The funds will be used, said Mr. Calarco, for “educational programming, treatment, and other related efforts to remedy the impacts of this crisis” of opioid addiction. So tragically, “we can’t bring back the people lost.”

Meanwhile, the trial will continue for a few companies not settling.

It opened with the attorney for Suffolk County, Jayne Conroy, speaking about the natural beauty of Suffolk, but she said: “There is terrible darkness here. The evidence is going to show that more prescription opioids were shipped to Suffolk County than any other county in New York.”

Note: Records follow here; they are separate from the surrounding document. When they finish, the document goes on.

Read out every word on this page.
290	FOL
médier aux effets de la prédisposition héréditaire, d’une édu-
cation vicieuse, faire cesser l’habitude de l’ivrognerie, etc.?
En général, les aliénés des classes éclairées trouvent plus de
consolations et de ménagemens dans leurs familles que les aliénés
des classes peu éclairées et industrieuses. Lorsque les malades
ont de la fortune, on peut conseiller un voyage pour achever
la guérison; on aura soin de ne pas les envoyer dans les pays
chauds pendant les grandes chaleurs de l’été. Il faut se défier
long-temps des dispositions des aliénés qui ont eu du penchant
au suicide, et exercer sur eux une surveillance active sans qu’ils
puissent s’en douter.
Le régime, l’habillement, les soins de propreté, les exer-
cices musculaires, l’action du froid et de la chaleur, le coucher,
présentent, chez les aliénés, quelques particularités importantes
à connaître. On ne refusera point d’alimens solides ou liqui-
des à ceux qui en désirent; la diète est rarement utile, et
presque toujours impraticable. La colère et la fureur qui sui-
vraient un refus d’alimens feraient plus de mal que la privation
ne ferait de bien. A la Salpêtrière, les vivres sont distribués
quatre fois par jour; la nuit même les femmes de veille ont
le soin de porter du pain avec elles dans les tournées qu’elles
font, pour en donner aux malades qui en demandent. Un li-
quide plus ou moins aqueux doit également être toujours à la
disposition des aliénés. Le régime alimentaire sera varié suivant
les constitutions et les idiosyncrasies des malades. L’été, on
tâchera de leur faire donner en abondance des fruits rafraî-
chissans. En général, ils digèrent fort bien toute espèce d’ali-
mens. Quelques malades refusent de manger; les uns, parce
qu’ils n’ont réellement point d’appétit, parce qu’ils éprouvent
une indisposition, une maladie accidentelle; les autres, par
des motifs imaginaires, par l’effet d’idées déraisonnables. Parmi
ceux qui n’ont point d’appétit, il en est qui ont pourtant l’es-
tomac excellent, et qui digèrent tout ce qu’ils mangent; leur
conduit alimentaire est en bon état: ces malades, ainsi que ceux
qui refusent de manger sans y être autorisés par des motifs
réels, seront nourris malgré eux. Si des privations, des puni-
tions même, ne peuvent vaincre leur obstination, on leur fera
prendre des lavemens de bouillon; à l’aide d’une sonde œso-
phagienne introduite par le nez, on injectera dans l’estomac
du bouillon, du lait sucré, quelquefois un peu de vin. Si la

The companies were charged with a “public nuisance.” More accurately: it has been a terrible crime. This was civil litigation not involving criminal charges. Asked last week at a press conference whether she was considering bringing criminal charges against any opioid makers or distributors, Attorney General James said the settlements are “silent on that.” Criminal charges could be brought. They should be. Giving up even huge amounts of their companies’ money isn’t comparable to executives and officers being jailed for causing the deaths of 500,000 people in the United States in the past two decades.

“Defendants caused this disaster together,” declared a state filing (available online).  They were involved in a “scheme to expand the opioids market through a predatory campaign of lies, payoffs, and high-pressure sales tactics.”

They “collectively spent billions of dollars on this fraudulent marketing campaign over the last two decades,” it said. They were involved in numerous misrepresentations, it declares, itemizing many. They “spent hundreds of millions of dollars on unbranded advertising in order to create the appearance that unbiased and impartial medical information supported the widespread prescription of opioids.” They paid doctors—who are identified—to “lend their names to books and articles, and give speeches” and be “on committees that developed treatment guidelines that strongly encouraged the use of opioids.” They “used, funded, and directed numerous Front Groups.” And they “specifically targeted their marketing at two vulnerable population—the elderly and veterans,” it continues.

Meanwhile, also last week a $26 billion national opioid settlement was announced. The Suffolk-initiated lawsuit was a catalyst, said Mr. Calarco. “We started the ball rolling,” And “fearing the facts of the case coming out at the trial,” the companies settled.

Suffolk’s action on opioids parallels it being a governmental pioneer decades ago challenging the tobacco industry with first-in-the-nation legislation on smoking. Delegations from the Tobacco Institute came before the Suffolk Legislature and with straight faces denied any link between smoking and cancer. This industry-funded outfit was dissolved in 1998 as part of a national “Tobacco Master Settlement Agreement.” We know about governmental corruption. The tobacco and opioid industries—prime examples of corporate corruption.